"Our Telegraph matters are in a situation to do none of us any good, unless some understanding can be entered into among the proprietors. I have recently received a letter from Mr. Isaac N. Coffin, from Washington, with a commendatory letter from Hon. R. McClellan, of the House. Mr. Coffin proposes to take upon himself the labor of urging through the two houses the bill relating to my Telegraph, which you know has long been before Congress. He will press it and let his compensation depend on his success."

This Mr. Coffin wrote many long letters telling, in vivid language, of the great difficulties which beset the passage of a bill through both houses of Congress, and of how skilled he was in all the diplomatic moves necessary to success, and finally, after a long delay, occasioned by the difficulty of getting powers of attorney from all the proprietors, he was authorized to go ahead. The sanguine inventor hoped much from this unsolicited offer of assistance, but he was again doomed to disappointment, for Mr.
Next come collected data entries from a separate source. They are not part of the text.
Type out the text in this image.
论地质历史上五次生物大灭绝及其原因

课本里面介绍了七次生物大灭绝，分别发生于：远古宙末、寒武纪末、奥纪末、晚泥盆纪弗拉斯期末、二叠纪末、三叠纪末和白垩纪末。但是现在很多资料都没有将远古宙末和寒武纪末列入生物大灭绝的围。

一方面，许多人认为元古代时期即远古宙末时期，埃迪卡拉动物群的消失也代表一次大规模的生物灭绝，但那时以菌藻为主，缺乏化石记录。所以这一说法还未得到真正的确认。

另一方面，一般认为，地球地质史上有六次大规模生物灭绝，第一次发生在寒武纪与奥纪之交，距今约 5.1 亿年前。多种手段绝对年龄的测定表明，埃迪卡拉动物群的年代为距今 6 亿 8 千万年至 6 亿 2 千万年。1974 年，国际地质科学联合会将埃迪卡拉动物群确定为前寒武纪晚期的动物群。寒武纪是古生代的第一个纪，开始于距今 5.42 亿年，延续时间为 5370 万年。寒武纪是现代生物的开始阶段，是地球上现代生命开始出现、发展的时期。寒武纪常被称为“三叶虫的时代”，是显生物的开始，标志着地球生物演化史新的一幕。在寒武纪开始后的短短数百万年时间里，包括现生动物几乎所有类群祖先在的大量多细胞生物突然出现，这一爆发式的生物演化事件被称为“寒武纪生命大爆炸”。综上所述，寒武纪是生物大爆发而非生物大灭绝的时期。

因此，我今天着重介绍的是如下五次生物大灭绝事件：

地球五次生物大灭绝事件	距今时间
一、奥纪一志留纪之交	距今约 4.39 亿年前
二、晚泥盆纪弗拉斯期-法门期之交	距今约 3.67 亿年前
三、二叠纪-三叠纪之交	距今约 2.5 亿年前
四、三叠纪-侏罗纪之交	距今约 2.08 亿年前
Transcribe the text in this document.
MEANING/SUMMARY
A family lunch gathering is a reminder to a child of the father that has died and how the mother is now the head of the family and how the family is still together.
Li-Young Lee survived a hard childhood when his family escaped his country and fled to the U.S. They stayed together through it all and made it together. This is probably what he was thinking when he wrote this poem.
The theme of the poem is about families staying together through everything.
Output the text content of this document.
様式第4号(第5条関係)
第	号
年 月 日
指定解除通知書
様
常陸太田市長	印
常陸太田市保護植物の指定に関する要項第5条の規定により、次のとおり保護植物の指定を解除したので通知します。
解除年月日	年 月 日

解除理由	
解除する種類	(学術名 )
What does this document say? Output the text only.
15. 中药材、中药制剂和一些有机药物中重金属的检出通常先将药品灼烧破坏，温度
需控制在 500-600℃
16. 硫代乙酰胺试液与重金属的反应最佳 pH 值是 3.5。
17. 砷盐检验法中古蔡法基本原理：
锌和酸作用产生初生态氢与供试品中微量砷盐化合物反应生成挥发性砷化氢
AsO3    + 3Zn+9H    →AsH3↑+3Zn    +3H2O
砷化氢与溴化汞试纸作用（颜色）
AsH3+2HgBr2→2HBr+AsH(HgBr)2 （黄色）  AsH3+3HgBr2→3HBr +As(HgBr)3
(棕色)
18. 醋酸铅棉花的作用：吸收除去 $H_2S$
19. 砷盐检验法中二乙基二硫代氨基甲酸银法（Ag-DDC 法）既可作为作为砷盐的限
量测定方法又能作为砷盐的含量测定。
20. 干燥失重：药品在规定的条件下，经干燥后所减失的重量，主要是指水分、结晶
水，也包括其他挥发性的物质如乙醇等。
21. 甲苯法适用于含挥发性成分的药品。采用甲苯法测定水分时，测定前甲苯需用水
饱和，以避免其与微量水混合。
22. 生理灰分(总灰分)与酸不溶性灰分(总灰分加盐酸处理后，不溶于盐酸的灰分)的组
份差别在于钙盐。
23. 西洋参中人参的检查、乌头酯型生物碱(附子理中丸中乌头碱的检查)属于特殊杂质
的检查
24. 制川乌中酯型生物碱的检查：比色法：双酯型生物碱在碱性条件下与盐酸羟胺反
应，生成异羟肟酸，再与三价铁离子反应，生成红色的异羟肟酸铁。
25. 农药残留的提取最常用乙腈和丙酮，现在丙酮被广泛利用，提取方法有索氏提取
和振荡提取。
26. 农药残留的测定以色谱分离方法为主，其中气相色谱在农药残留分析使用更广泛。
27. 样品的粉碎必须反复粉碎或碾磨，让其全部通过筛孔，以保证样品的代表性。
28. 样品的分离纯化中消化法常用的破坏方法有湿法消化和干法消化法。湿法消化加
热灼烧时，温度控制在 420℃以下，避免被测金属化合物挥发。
Coffin's glowing promises amounted to nothing at all, and the session of 1841-42 ended with no action taken on the bill.

In view of the fact, alluded to in a former chapter, that Francis O.J. Smith later became a bitter enemy of Morse's, and was responsible for many of the virulent attacks upon him, going so far as to say that most, if not all, of the essentials of the telegraph had been invented by others, it may be well to quote the following sentences from a letter of August 21, 1841, in reply to Morse's of August 16:—

"I shall be in Washington more next winter, and will lend all aid in my power, of course, to any agent we may have there. My expenditures in the affair, as you know, have been large and liberal, and have somewhat embarrassed me. Hence I cannot incur more outlay. I am, however, extremely solicitous for the double purpose of having you witness with your own eyes and in your own lifetime the consummation in actual, practical, national utility [of] this beautiful and wonderful offspring of your mechanical and philosophical genius, and know that you have not overestimated the service you have been ambitious of rendering to your country and the world."

On December 8, 1841, Morse again urges Smith to action:—

"Indeed, my dear sir, something ought to be done to carry forward this enterprise that we may all receive what I think we all deserve. The whole labor and expense of moving at all devolve on me, and I have nothing in the world. Completely crippled in means I have scarcely (indeed, I have not at all) the means even to pay the postage of letters on the subject. I feel it most tantalizing to find that there is a movement in Washington on the subject; to know that telegraphs will be before Congress this session, and from the means possessed by Gonon and Wheatstone!! (yes, Wheatstone who successfully headed us off in England), one or the other of their two plans will probably be adopted. Wheatstone, I suppose you know, has a patent here, and has expended $1000 to get everything prepared for a campaign to carry his project into operation, and more than that, his patent is dated before mine!

"My dear sir, to speak as I feel, I am sick at heart to perceive how easily others, foreigners, can manage our Congress, and can contrive to cheat our country out of the honor of a discovery of which the country boasts, and our countrymen out of the profits which are our due; to perceive how easily they can find men and means to help them in their plans, and how difficult, nay, impossible, for us to find either. Is it really so, or am I deceived? What can be done? Do write immediately and propose something. Will you not be in Washington this winter? Will you not call on me as you pass through New York, if you do go?

"Gonon has his telegraph on the Capitol, and a committee of the Senate reported in favor of trying his for a short distance, and will pass a bill this session if we are not doing something. Some means, somehow, must be raised. I have been compelled to stop my machine just at the moment of completion. I cannot move a step without running in debt, and that I cannot do.

"As to the company that was thought of to carry the Telegraph into operation here, it is another of those ignes fatui that have just led me on to waste a little more time, money, and patience, and then vanished. The gentleman who proposed the matter was, doubtless, friendly disposed, but he lacks judgment and perseverance in a matter of this sort.

"If Congress would but pass the bill of $30,000 before them, there would be no difficulty. There is no difficulty in the scientific or mechanical part of the matter; that is a problem solved. The only difficulty that remains is obtaining funds, which Congress can furnish, to carry it into execution. I have a great deal to say, but must stop for want of time to write more."